技术分享 | LSM,Linux 内核的安全防护盾

鼎道开发者联盟2023-09-02 15:22

计算机安全是一个非常重要的概念和主题,它不仅仅可以保护用户个人信息和资产的安全,还可以影响到用户在使用过程中的体验;但同时,它也是一个很抽象的概念,关于其相关文献和资料不计其数,但它究竟是什么、包含什么,并没有详尽并全面的介绍。尽管困难,国际上还是对计算机安全概括出了三个特性:

  • 私密性(Confidentiality)
  • 完整性(Integrity)
  • 可用性(Availability)

三者合起来简写为 CIA 。私密性就是数据不被未授权的人看到;完整性指存储或传输的信息不被篡改;可用性是指自己的设备在需要使用的时候能够使用。

内核对于系统的重要性是无需多言的。Linux 内核安全的开发从上世纪 90 年代中后期开始,经过 20 多年的开发, Linux 内核中安全相关模块还是很全面的,有用于强制访问控制的 LSM 、有用于完整性保护的 IMA 和 EVM 、有用于加密的密钥管理模块和加密算法库、还有日志和审计模块、以及一些零碎的安全增强特性。

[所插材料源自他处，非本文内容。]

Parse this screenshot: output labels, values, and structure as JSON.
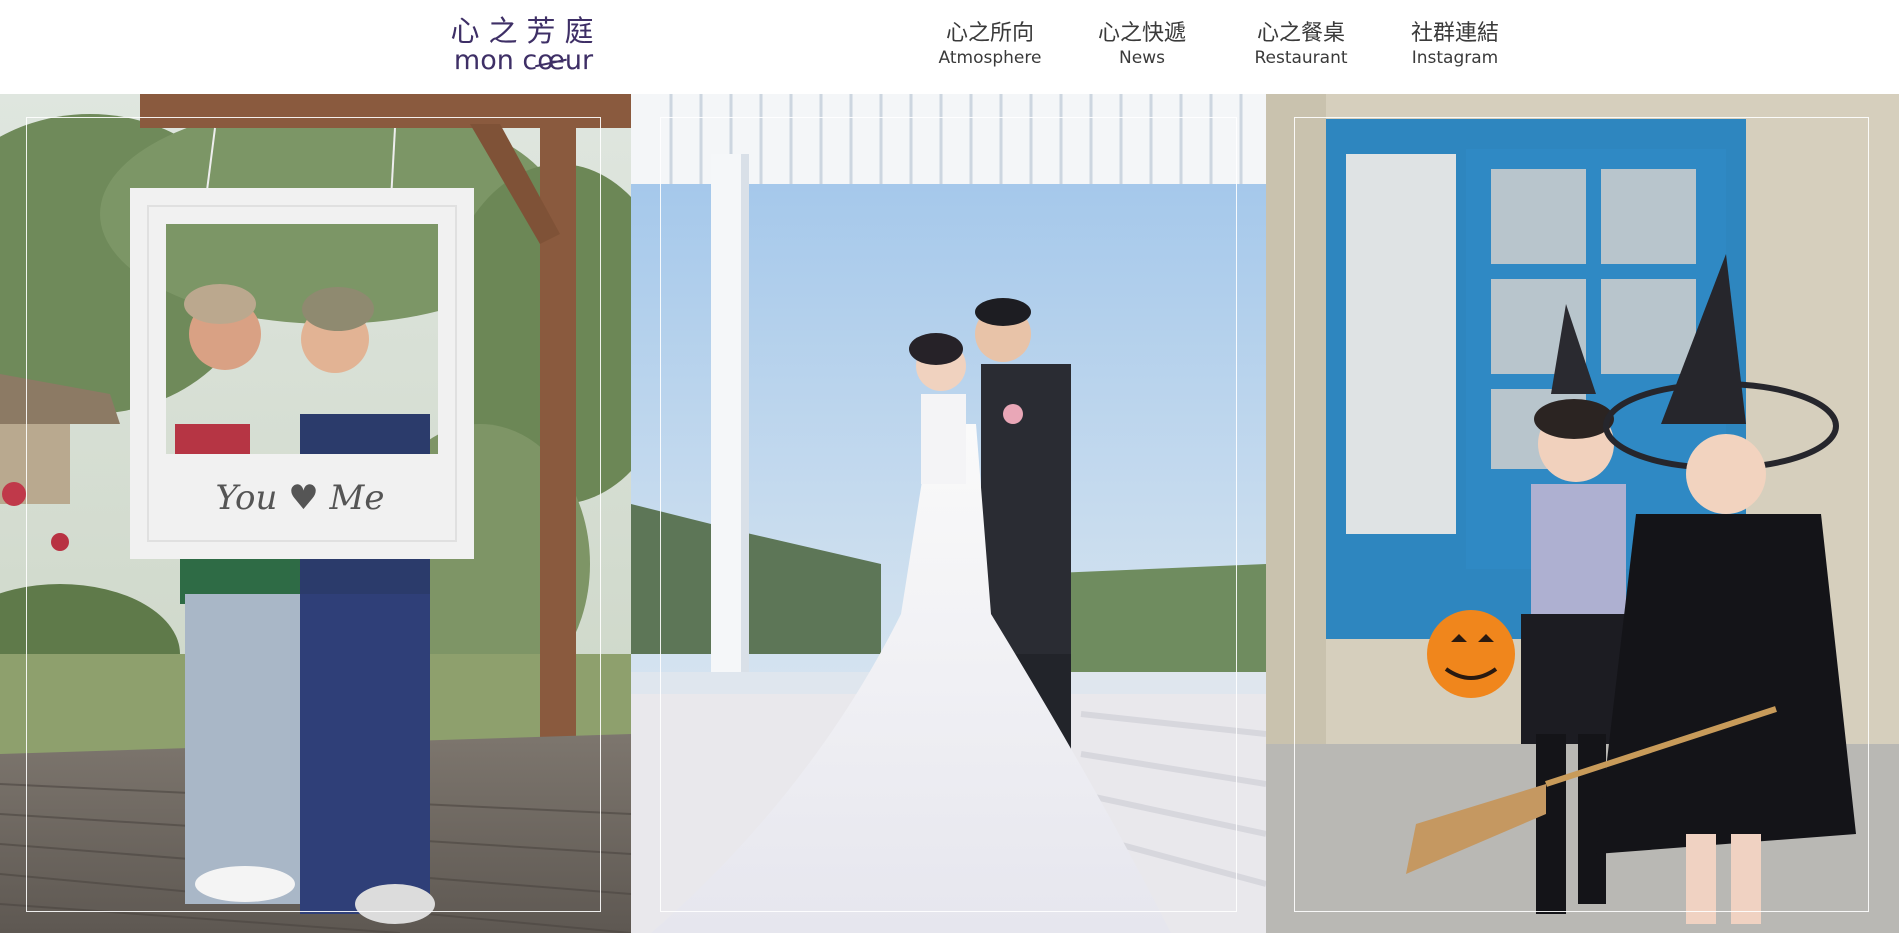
{
  "brand": {
    "name_cn": "心之芳庭",
    "name_en_parts": [
      "mon c",
      "œ",
      "ur"
    ]
  },
  "nav": {
    "items": [
      {
        "cn": "心之所向",
        "en": "Atmosphere"
      },
      {
        "cn": "心之快遞",
        "en": "News"
      },
      {
        "cn": "心之餐桌",
        "en": "Restaurant"
      },
      {
        "cn": "社群連結",
        "en": "Instagram"
      }
    ]
  },
  "gallery": {
    "panels": [
      {
        "label": "couple-photo-frame",
        "frame_text": "You ♥ Me"
      },
      {
        "label": "wedding-couple"
      },
      {
        "label": "halloween-kids"
      }
    ]
  },
  "colors": {
    "brand_purple": "#3e2f66",
    "nav_text": "#3a3a3a",
    "heart": "#e8a0a8"
  }
}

LSM ,全称为 Linux Security Modules ,中文直译为 Linux 安全模块。别看叫 Linux 安全模块,但 LSM 其实是一个在内核各个安全模块的基础上提出(抽象出)的轻量级安全访问控制框架。该框架只是提供一个支持安全模块的接口,本身不能增强系统安全性,具体的工作交给各安全模块来做。这有点儿类似于系统架构师和工程师的关系,架构师负责抽象建模、系统设计和框架搭建,工程师按照架构师的框架设计进行编码,将其构想付诸实现。

再具体点说, LSM 在 Linux 内核中体现为一组安全相关的函数,这些安全函数在系统调用的执行路径中会被调用。因此 LSM 的目的是对用户态进程进行强制访问控制。至于这些安全函数要实施什么样的访问控制,则是由具体的安全模块决定的。

两段内容就提到了两次安全模块,那到底都有哪些安全模块?

截止到2014年, Linux 内核主线上共有 5 个安全模块:SELinux、AppArmor、Smack、TOMOYO 和 Yama,后来又增加了 LoadPin 和 SafeSetID 等。虽然还被称为模块,但实际上自 Linux 内核 2.6.x 版本之后, Linux 就强制 LSM 各个模块必须被编译进内核中,不能再以模块的形式存在了。这意味着,在运行时不能再随意加载一个所谓的安全模块作为访问控制机制了,也不能随意卸载一个安全模块了。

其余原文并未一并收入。